Advertisement

Column: Andy Murray on the defense: His natural state at Wimbledon

Andy Murray is expected to face plenty of pressure from the home crowd over the next two weeks as he looks to successfully defend his 2013 Wimbledon title.
(Al Bello / Getty Images)
Share

By the time most people wake up Monday, Andy Murray will have likely made a successful beginning defense of his Wimbledon tennis title.

He’s scheduled to play a decent player, No. 105-ranked Belgian David Goffin, in the first match on Center Court here Monday.

That’s traditional, as is most everything at Wimbledon. The previous year’s men’s winner is first on on Monday, the women’s champion first on on Tuesday.

Advertisement

Of course, Marion Bartoli of France won’t be out there Tuesday. After running through last year’s draw without the loss of a set and without being able to raise her right (serving) shoulder over her head each morning of the tournament before getting treatment, she served an ace on championship point and retired shortly thereafter.

At age 28, she walked away from the pain and the game and now designs shoes.

So the bulk of this year’s Wimbledon tradition falls to Murray, who continues to handle this silly provincial British pressure cooker as well as anyone can imagine.

When he won last year, the first male Brit (he is Scottish) to do so since Fred Perry 77 years before, it was as if a higher power had waved a wand and absolved the entire UK of some sort of massive unidentifiable guilt.

Now, having exorcised all their ghosts, Murray returns to what should be a walk in the park. He won. He did it. He is one of the best in the world, so he has a decent chance to win again. Cannot the UK just sit back, relax and let it play out this time?

Nope.

The first question at Murray’s Sunday news conference, playing off the fact that England had already been eliminated in the World Cup, was: “How does it feel to have the hopes of a despondent nation on your shoulders?”

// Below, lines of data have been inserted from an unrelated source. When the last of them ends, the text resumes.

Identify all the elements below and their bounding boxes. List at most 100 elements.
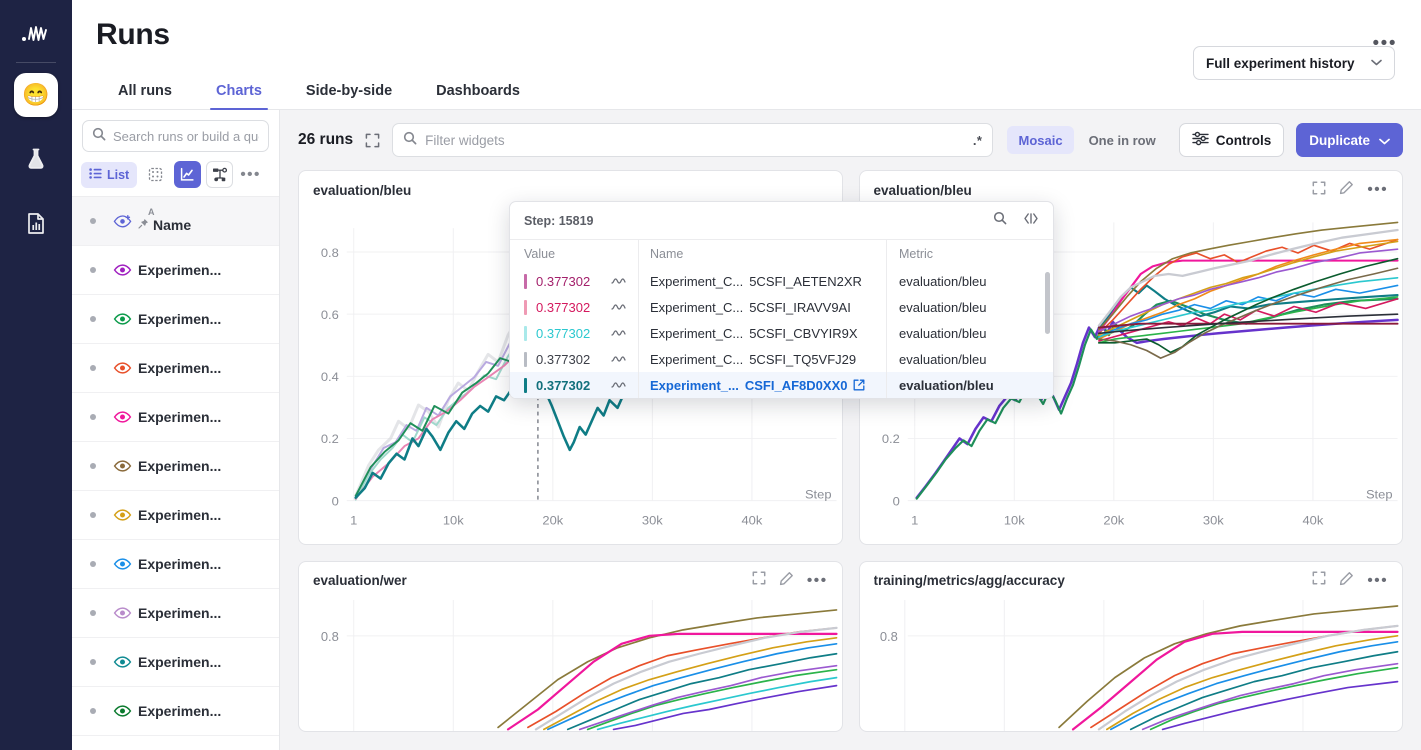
code-brackets-icon[interactable] <box>1023 212 1039 230</box>
tab-side-by-side[interactable]: Side-by-side <box>284 83 414 109</box>
tabs: All runs Charts Side-by-side Dashboards <box>96 83 542 110</box>
run-list-item[interactable]: Experimen... <box>72 442 279 491</box>
search-icon[interactable] <box>993 211 1007 230</box>
duplicate-button[interactable]: Duplicate <box>1296 123 1403 157</box>
svg-text:Step: Step <box>805 488 832 502</box>
drag-dot <box>80 512 106 518</box>
tooltip-row[interactable]: 0.377302 Experiment_C... 5CSFI_IRAVV9AI eva… <box>510 294 1053 320</box>
expand-icon[interactable] <box>752 571 766 590</box>
svg-text:20k: 20k <box>542 514 564 528</box>
svg-text:10k: 10k <box>1003 514 1025 528</box>
tooltip-run-name-suffix: 5CSFI_IRAVV9AI <box>749 299 851 315</box>
run-visibility-eye-icon[interactable] <box>106 312 138 326</box>
view-mode-list-button[interactable]: List <box>81 161 138 188</box>
drag-dot <box>80 561 106 567</box>
chart-svg-3: 0.8 <box>321 599 838 731</box>
filter-widgets-input[interactable]: Filter widgets .* <box>392 123 994 157</box>
run-visibility-eye-icon[interactable] <box>106 557 138 571</box>
expand-icon[interactable] <box>1312 181 1326 200</box>
run-name-label: Experimen... <box>138 409 222 425</box>
run-list-item[interactable]: Experimen... <box>72 393 279 442</box>
tooltip-header-actions <box>993 211 1039 230</box>
pencil-edit-icon[interactable] <box>779 571 794 591</box>
run-list-item[interactable]: Experimen... <box>72 638 279 687</box>
panel-actions: ••• <box>1312 180 1388 200</box>
expand-icon[interactable] <box>365 133 380 148</box>
regex-toggle-button[interactable]: .* <box>973 133 983 148</box>
search-wrapper: Search runs or build a query <box>72 110 279 152</box>
run-list-item[interactable]: Experimen... <box>72 344 279 393</box>
avatar[interactable]: 😁 <box>14 73 58 117</box>
search-icon <box>403 131 417 150</box>
run-visibility-eye-icon[interactable] <box>106 263 138 277</box>
tooltip-scrollbar[interactable] <box>1045 272 1050 334</box>
run-list-item[interactable]: Experimen... <box>72 295 279 344</box>
name-column-header[interactable]: A Name <box>138 207 191 234</box>
run-list-item[interactable]: Experimen... <box>72 687 279 736</box>
tooltip-run-name-prefix: Experiment_... <box>650 377 739 393</box>
run-visibility-eye-icon[interactable] <box>106 410 138 424</box>
runs-list-header-row[interactable]: A Name <box>72 197 279 246</box>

Murray’s response was an appropriate “Wow.”

He is a fascinating study. After hanging around on the edges of greatness on the pro tour for several years — he was Mr. No. 4, with zero major titles — he broke through by winning the Olympic gold medal right on Wimbledon’s Center Court in 2012, then followed that by taking his first Grand Slam title in the 2012 U.S. Open and erasing the ghosts of Perry in last year’s Wimbledon.

Advertisement

Now he is 27, No. 3 in the world, a likely contender here for years to come on tennis ability and not merely national emotion. And yet, nobody seems to cut him any slack.

Maybe it’s the tabloid mentality here, where newspapers still appear to matter. But that can’t persist if the populace doesn’t feed it.

The coach who was given much credit for Murray’s making the big push to the top is no longer his coach. Murray and Ivan Lendl were made for each other. Each were sports nuts who loved to talk trash to each other about everything from the World Cup to the World Series. Each has a dry, biting sense of humor. Lendl had the mental toughness that carried him to eight major titles and made him among the foremost players in the world between 1983 and 1990. Lendl, perhaps sports’ most underrated wit, was able to impart that toughness to Murray.

No less than Murray’s mother, Judy, a fine player in her own right and his coach for years, relished the value of the Murray-Lendl relationship.

“They got along like a house on fire,” she says.

In March, Lendl stepped away from the job of coaching Murray. Knowing Lendl, the motivation probably was nothing more serious than the need to have more time to play golf, which he does at a scratch level.

But what a story it became, especially when Murray hired, to coach him for his run at a Wimbledon defense, Amelie Mauresmo, a former French star, multiple major winner and former Wimbledon champion herself.

Advertisement

Yes, Murray hired a woman to coach him.

The sexist Neanderthals couldn’t crawl out from under the manhole covers fast enough.

It is now the story at Wimbledon. Were he to lose early, guess who will be a laughingstock and guess who will need a police escort out of the country?

Virginia Wade, a former Wimbledon champion herself for Britain, who once had called Murray a “drama king” for openly suffering through a match with a back problem, characterized Murray’s move with Mauresmo as another one of his “stunts.” Fellow player Marinko Matosevic of Australia said he would never do anything like that because “I don’t think highly of the women’s game.”

Murray was pushed hard on the Mauresmo question. No, he said, he was not trying to become some feminist icon. He just thought she could help his game, that she was somebody who had struggled with nerves on the court early in her career and overcome that later.

“She listens, she’s firm,” Murray said, not mentioning that the person who coached Bartoli to her stunning victory here last year was Mauresmo.

A few moments later, he was asked if he was pleased with England’s performance in the World Cup.

Just about anybody else would have leaped off the dais and squeezed a neck.

Not Murray. He took a deep breath and answered calmly.